Non è successo nulla. Anche se è successo molto. Il molto è dato anzitutto dalla vittoria, che negli ultimi tempi è stata una spiacevole rarità. Poi - premessa e insieme conseguenza dei tre punti - è successo di ritrovare giocatori che sembravano avviluppati in una spirale senza uscita. Per motivi differenti, ma con uguale risultato. È successo anche di rivedere la Roma che non si accontenta nonostante il risultato largo e nel secondo tempo ci prova ancora. Come se avesse fame arretrata. A ben vedere deve averla, dopo i digiuni dei primi indecorosi mesi di stagione. E, last but not least, è successo di rivedere una corsa di gioia sotto la Sud. Per qualcuno potrà essere secondaria, eppure quell'esultanza di Perotti simboleggia insieme liberazione (personale) dopo il lungo calvario e ricerca di perdono (collettivo) per le tante delusioni "regalate". Atti dovuti verso una Curva che continua a esserci nonostante i risultati, e che in uno stadio con larghi vuoti (più freddo che tiepido e più votato ai fischi che agli encomi nel pre-partita), se possibile canta più forte del solito. Senza farsi ingolosire da una contestazione che sarebbe stata comunque legittima e trascinando il resto degli spalti a fine gara a mutare la diffidenza in applausi.
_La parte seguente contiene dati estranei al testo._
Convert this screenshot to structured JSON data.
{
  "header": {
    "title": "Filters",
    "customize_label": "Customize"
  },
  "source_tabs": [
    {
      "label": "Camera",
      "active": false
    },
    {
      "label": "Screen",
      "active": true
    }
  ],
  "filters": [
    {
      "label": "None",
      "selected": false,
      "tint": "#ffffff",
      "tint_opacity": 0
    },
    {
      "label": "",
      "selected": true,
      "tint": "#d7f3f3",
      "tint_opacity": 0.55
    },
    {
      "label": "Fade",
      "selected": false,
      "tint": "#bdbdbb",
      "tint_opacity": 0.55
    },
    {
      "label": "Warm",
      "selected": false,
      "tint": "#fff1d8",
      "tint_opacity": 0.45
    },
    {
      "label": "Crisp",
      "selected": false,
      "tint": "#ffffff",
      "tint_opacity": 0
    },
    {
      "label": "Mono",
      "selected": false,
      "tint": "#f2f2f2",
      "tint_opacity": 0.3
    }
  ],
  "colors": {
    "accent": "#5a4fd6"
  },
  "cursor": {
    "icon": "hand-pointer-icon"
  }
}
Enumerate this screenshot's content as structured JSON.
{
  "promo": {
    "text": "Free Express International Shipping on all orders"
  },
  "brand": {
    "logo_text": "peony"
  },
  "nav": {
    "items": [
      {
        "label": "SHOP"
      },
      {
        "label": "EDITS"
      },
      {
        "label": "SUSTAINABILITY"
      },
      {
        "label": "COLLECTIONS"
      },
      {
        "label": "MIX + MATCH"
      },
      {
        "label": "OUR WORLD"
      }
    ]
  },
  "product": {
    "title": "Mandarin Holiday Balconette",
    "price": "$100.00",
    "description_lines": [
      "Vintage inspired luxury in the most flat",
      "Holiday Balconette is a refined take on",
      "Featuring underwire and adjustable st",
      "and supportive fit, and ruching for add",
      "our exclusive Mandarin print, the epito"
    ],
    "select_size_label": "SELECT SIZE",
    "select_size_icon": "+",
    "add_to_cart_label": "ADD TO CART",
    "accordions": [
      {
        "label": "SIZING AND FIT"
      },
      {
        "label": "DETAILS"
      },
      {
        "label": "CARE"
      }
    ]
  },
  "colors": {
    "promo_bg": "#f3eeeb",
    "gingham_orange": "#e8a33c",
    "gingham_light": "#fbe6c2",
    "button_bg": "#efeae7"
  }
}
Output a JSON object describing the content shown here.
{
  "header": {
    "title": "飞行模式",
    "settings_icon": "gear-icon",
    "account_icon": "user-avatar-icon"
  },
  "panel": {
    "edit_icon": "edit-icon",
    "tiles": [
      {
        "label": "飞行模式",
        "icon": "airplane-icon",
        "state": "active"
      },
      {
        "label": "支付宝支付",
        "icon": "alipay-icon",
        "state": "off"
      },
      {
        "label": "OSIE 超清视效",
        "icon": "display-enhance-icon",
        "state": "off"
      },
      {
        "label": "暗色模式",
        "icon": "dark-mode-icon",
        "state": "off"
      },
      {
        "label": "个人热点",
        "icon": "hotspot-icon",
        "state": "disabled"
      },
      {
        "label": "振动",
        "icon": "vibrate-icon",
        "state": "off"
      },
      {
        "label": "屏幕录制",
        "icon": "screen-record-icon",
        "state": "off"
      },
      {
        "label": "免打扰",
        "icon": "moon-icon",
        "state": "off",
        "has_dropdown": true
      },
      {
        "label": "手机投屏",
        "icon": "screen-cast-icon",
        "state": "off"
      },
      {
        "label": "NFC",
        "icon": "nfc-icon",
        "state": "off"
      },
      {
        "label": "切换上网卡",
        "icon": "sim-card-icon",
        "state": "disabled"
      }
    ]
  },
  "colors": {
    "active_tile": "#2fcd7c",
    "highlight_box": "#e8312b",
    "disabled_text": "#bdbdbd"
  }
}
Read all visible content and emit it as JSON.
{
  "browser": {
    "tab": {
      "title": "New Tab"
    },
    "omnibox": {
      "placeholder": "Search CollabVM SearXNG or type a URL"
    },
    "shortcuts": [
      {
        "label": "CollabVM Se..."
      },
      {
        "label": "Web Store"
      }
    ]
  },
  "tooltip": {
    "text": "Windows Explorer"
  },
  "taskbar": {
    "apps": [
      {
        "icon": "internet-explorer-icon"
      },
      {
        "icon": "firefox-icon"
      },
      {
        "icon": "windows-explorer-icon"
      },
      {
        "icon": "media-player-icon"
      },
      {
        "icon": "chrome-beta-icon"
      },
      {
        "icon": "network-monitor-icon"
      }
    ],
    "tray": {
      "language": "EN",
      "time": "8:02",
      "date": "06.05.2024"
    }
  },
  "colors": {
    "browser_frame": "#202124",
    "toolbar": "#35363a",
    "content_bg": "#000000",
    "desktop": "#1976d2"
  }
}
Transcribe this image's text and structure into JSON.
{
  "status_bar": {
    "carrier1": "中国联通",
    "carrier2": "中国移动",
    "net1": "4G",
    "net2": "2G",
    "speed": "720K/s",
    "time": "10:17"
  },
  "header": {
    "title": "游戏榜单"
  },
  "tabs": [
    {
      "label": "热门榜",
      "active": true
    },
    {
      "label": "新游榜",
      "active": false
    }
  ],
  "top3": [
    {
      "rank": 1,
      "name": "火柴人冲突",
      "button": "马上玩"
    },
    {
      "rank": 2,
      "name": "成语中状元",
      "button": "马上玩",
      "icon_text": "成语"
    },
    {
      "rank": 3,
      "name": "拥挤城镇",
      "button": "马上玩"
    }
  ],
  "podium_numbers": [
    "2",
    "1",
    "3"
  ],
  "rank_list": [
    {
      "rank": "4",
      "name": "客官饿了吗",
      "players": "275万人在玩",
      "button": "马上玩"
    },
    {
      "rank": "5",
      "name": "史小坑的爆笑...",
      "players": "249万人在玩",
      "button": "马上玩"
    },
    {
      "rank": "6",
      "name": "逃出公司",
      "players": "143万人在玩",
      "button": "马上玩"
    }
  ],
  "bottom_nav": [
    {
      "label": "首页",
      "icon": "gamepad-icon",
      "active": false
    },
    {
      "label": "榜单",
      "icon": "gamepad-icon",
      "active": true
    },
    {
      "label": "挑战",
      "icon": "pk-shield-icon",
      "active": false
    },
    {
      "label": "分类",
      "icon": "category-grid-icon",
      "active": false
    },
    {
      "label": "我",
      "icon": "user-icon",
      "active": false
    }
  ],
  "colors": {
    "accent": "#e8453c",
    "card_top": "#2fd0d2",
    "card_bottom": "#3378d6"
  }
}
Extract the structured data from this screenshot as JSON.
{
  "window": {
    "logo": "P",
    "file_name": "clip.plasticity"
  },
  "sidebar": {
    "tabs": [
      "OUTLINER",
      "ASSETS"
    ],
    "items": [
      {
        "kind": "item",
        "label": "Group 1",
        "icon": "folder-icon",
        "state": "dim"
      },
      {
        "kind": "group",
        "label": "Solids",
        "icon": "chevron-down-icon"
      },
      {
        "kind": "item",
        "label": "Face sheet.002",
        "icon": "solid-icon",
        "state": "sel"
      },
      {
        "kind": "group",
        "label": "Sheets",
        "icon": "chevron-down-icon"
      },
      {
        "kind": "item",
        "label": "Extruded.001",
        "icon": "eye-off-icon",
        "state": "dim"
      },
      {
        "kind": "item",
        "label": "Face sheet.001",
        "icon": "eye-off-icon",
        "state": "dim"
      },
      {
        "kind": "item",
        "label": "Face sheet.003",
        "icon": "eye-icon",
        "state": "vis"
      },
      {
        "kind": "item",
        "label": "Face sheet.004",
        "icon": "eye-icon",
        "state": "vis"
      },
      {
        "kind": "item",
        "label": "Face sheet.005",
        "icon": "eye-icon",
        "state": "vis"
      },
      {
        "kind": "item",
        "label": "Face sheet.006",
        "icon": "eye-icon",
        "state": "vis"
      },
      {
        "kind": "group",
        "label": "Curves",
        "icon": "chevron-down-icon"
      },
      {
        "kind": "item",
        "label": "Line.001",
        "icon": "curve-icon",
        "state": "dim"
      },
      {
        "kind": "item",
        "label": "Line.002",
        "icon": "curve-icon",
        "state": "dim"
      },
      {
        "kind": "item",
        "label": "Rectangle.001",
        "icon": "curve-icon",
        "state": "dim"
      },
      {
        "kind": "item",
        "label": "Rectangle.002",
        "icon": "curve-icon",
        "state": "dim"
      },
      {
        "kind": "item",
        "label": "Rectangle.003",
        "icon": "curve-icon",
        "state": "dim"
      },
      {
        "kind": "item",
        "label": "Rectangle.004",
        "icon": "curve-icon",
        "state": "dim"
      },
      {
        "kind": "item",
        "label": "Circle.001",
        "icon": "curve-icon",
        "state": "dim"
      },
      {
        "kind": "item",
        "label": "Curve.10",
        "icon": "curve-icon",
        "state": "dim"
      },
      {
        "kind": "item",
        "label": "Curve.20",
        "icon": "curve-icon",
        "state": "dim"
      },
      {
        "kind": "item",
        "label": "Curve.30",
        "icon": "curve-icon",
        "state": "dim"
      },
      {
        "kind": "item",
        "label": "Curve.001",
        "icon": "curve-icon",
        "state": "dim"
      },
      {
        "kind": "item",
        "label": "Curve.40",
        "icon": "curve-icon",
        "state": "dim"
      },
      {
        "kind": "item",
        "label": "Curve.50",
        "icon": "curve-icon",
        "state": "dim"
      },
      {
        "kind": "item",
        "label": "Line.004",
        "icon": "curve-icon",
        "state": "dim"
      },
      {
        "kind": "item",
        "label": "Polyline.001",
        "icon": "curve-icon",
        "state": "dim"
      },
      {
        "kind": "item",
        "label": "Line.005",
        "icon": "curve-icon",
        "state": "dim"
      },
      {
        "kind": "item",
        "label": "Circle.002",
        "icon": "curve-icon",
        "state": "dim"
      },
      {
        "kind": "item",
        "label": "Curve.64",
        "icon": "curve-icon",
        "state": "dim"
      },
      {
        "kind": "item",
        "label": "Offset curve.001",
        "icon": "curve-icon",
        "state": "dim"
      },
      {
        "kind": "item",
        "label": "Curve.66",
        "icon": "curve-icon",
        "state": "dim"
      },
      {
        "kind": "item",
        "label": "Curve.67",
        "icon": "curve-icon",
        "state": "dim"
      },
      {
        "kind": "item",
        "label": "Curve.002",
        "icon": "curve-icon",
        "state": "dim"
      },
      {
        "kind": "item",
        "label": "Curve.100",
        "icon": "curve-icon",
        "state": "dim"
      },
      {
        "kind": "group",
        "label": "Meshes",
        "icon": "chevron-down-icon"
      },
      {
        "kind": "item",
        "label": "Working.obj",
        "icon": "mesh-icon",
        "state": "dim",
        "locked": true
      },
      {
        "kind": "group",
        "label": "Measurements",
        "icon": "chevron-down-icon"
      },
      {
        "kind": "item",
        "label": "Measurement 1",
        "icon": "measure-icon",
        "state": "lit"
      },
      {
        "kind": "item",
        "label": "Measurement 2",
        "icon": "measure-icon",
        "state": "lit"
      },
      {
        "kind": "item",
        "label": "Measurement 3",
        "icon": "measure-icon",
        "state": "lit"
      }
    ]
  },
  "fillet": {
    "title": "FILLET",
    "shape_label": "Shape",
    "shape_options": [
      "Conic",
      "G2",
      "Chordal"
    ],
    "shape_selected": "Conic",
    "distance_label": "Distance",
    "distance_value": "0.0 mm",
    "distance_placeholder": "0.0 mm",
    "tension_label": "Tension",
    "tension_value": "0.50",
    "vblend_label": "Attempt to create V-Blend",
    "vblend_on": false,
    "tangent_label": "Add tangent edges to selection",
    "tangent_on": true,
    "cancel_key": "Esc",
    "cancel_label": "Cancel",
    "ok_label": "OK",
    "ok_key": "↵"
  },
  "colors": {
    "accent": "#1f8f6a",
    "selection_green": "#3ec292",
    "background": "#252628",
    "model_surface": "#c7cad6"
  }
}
L'empatia completa è ancora da raggiungere, ma per arrivarci c'è bisogno di altri passi simili da parte della squadra. Però quel consenso conquistato da Schick al momento della sostituzione è un segnale. Ben oltre il rigore conquistato, il gol realizzato o il quasi autogol neutralizzato dalla tecnologia. Proprio il giocatore che ha rappresentato per lunghi tratti l'archetipo del "potrei ma non voglio" ha dimostrato che basta metterci voglia spasmodica, per portarsi tutti dalla propria parte. Fino a prova contraria, chiaro. Perché la bella prestazione col Sassuolo - forse la migliore degli ultimi due mesi - resta ancora soltanto un indizio. Non è successo nulla, si diceva. Che equivale non a minimizzare, ma a restare ancorati a una realtà ancora troppo brutta per essere accettabile. La conferma è richiesta subito, a Parma. E poi in Coppa Italia con l'Entella. E ancora contro Torino, Atalanta e tutti gli altri avversari. Che questa squadra abbia valori importanti è evidente; che li abbia in gran parte nascosti, altrettanto. Il suo pubblico non può non essere in credito. Quantomeno di fiducia: bisogna conquistarsela, a suon di vittorie. Per ora è arrivato un discreto regalo di Natale, ma il brindisi vero è richiesto a Capodanno. Per voltare pagina davvero e dare un altro senso all'anno che verrà.